When working with C++ strings, it’s essential to understand the difference between std::string and std::wstring, and the character types char and wchar_t on which they are based.

std::string vs. std::wstring

std::string is a template instantiation of basic_string with char, while std::wstring uses wchar_t. The difference between these two types lies in the size and encoding of the characters they hold.

char vs. wchar_t

The char type typically holds an 8-bit character, sufficient for ASCII characters. On the other hand, wchar_t is intended for wide characters. Its size varies by platform: 4 bytes on Linux and 2 bytes on Windows.

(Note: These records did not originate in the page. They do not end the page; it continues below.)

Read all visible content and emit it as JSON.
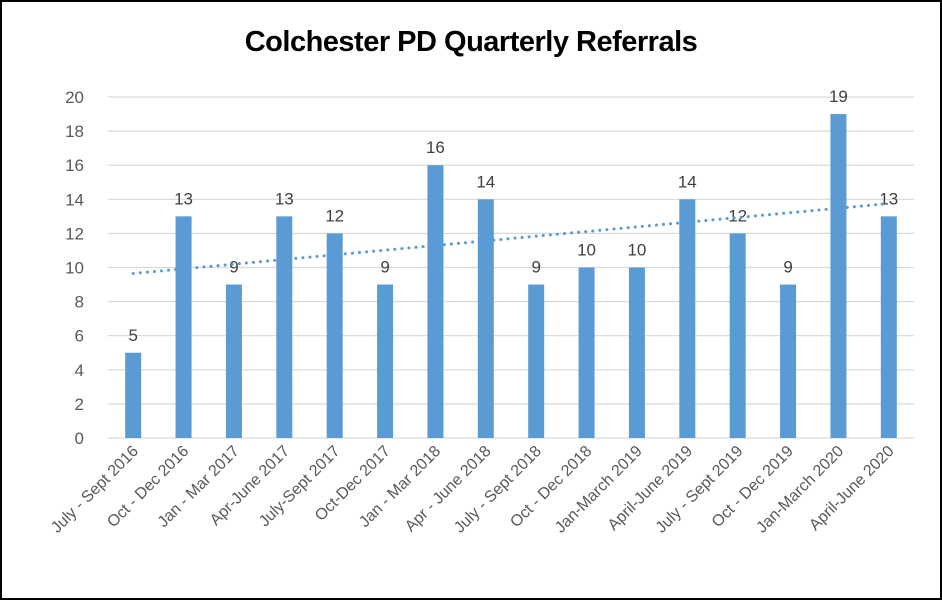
{
  "chart_data": {
    "type": "bar",
    "title": "Colchester PD Quarterly Referrals",
    "xlabel": "",
    "ylabel": "",
    "ylim": [
      0,
      20
    ],
    "yticks": [
      0,
      2,
      4,
      6,
      8,
      10,
      12,
      14,
      16,
      18,
      20
    ],
    "grid": true,
    "legend": "none",
    "categories": [
      "July - Sept 2016",
      "Oct - Dec 2016",
      "Jan - Mar 2017",
      "Apr-June 2017",
      "July-Sept 2017",
      "Oct-Dec 2017",
      "Jan - Mar 2018",
      "Apr - June 2018",
      "July - Sept 2018",
      "Oct - Dec 2018",
      "Jan-March 2019",
      "April-June 2019",
      "July - Sept 2019",
      "Oct - Dec 2019",
      "Jan-March 2020",
      "April-June 2020"
    ],
    "series": [
      {
        "name": "Referrals",
        "values": [
          5,
          13,
          9,
          13,
          12,
          9,
          16,
          14,
          9,
          10,
          10,
          14,
          12,
          9,
          19,
          13
        ],
        "color": "#5b9bd5"
      }
    ],
    "trendline": {
      "type": "linear",
      "style": "dotted",
      "color": "#5b9bd5",
      "start": 9.65,
      "end": 13.75
    },
    "data_labels": true
  },
  "colors": {
    "bar": "#5b9bd5",
    "grid": "#d9d9d9",
    "tick_text": "#595959",
    "label_text": "#404040"
  }
}
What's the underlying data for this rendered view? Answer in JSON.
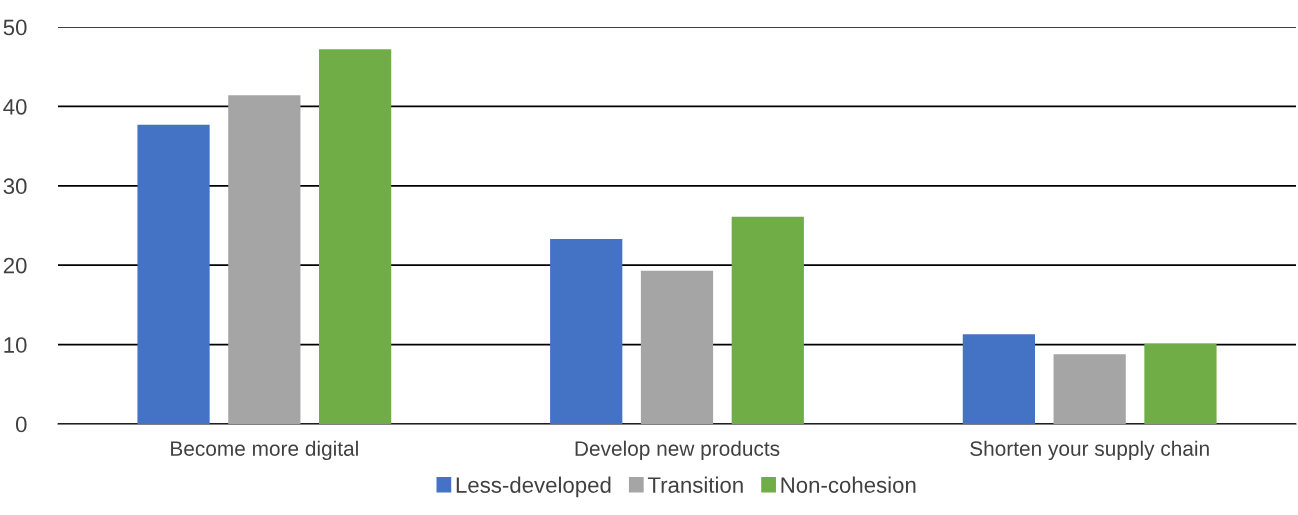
{
  "chart_data": {
    "type": "bar",
    "categories": [
      "Become more digital",
      "Develop new products",
      "Shorten your supply chain"
    ],
    "series": [
      {
        "name": "Less-developed",
        "color": "#4472c4",
        "values": [
          37.7,
          23.3,
          11.3
        ]
      },
      {
        "name": "Transition",
        "color": "#a5a5a5",
        "values": [
          41.4,
          19.3,
          8.8
        ]
      },
      {
        "name": "Non-cohesion",
        "color": "#70ad47",
        "values": [
          47.2,
          26.1,
          10.1
        ]
      }
    ],
    "ylim": [
      0,
      50
    ],
    "yticks": [
      0,
      10,
      20,
      30,
      40,
      50
    ],
    "grid": "y",
    "legend": "bottom"
  }
}
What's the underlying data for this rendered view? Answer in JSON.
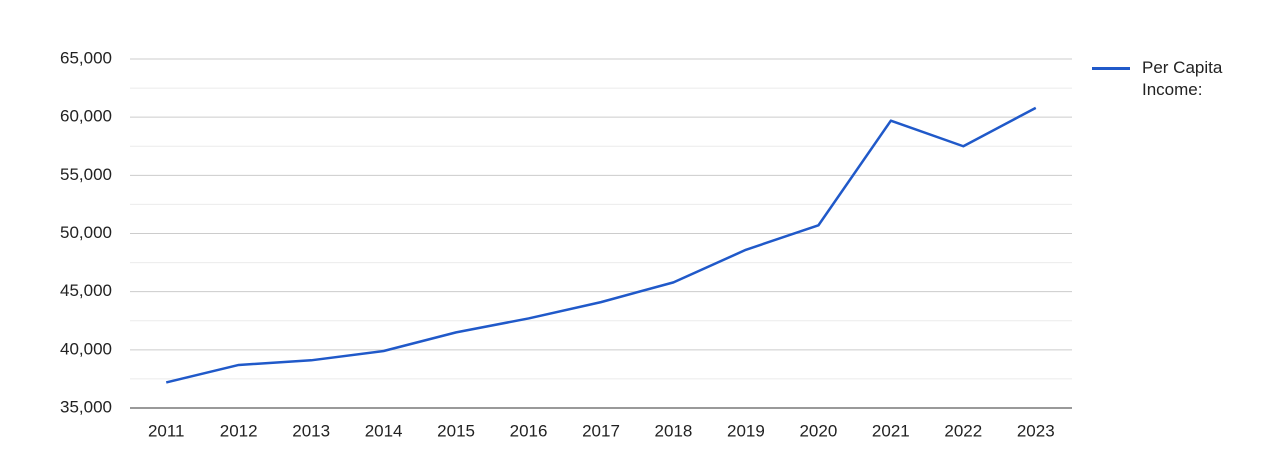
{
  "chart_data": {
    "type": "line",
    "x": [
      2011,
      2012,
      2013,
      2014,
      2015,
      2016,
      2017,
      2018,
      2019,
      2020,
      2021,
      2022,
      2023
    ],
    "series": [
      {
        "name": "Per Capita Income:",
        "color": "#2059c9",
        "values": [
          37200,
          38700,
          39100,
          39900,
          41500,
          42700,
          44100,
          45800,
          48600,
          50700,
          59700,
          57500,
          60800
        ]
      }
    ],
    "xlim": [
      2010.5,
      2023.5
    ],
    "ylim": [
      35000,
      65000
    ],
    "yticks": [
      {
        "value": 35000,
        "label": "35,000"
      },
      {
        "value": 40000,
        "label": "40,000"
      },
      {
        "value": 45000,
        "label": "45,000"
      },
      {
        "value": 50000,
        "label": "50,000"
      },
      {
        "value": 55000,
        "label": "55,000"
      },
      {
        "value": 60000,
        "label": "60,000"
      },
      {
        "value": 65000,
        "label": "65,000"
      }
    ],
    "grid": true,
    "legend": "right"
  }
}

Unicode and Character Encoding

Neither char nor wchar_t are directly tied to Unicode, which adds complexity. For instance, on Linux systems like Ubuntu, char strings are natively encoded in UTF-8, allowing them to handle Unicode characters seamlessly. This means a std::string on Linux can hold Unicode strings, as illustrated in the following code:

#include <cstring>
#include <iostream>

int main() {
    const char text[] = "olé";

    std::cout << "sizeof(char)    : " << sizeof(char) << "\n";
    std::cout << "text            : " << text << "\n";
    std::cout << "sizeof(text)    : " << sizeof(text) << "\n";
    std::cout << "strlen(text)    : " << strlen(text) << "\n";

    std::cout << "text(ordinals)  :";
    for(size_t i = 0, iMax = strlen(text); i < iMax; ++i) {
        unsigned char c = static_cast<unsigned char>(text[i]);
        std::cout << " " << static_cast<unsigned int>(c);
    }
    std::cout << "\n\n";

    const wchar_t wtext[] = L"olé";

    std::cout << "sizeof(wchar_t) : " << sizeof(wchar_t) << "\n";
    std::cout << "wtext           : UNABLE TO CONVERT NATIVELY.\n";
    std::wcout << L"wtext           : " << wtext << "\n";

    std::cout << "sizeof(wtext)   : " << sizeof(wtext) << "\n";
    std::cout << "wcslen(wtext)   : " << wcslen(wtext) << "\n";

    std::cout << "wtext(ordinals) :";
    for(size_t i = 0, iMax = wcslen(wtext); i < iMax; ++i) {
        unsigned short wc = static_cast<unsigned short>(wtext[i]);
        std::cout << " " << static_cast<unsigned int>(wc);
    }
    std::cout << "\n\n";
}

The output demonstrates that std::string in Linux handles UTF-8 encoded Unicode strings, though the character count might differ due to multi-byte characters.

Windows Encoding

Windows handles encoding differently. Historical applications use char with various code pages, not necessarily UTF-8. Unicode applications use wchar_t encoded in UTF-16. Therefore, using std::wstring on Windows is more appropriate for Unicode, though conversions between char and wchar_t strings are often necessary.

Memory Considerations

UTF-32 always uses 4 bytes per character, while UTF-8 and UTF-16 are more memory-efficient for most languages. UTF-8 usually uses less memory than UTF-16 for Western languages but can be more for others, such as Chinese or Japanese.

Conclusion

Choosing between std::string and std::wstring depends on the platform:

  • On Linux, prefer std::string due to native UTF-8 support.
  • On Windows, prefer std::wstring for Unicode applications.

For cross-platform code, the choice depends on the toolkit or framework used. Understanding these differences ensures efficient and correct handling of text in C++ applications.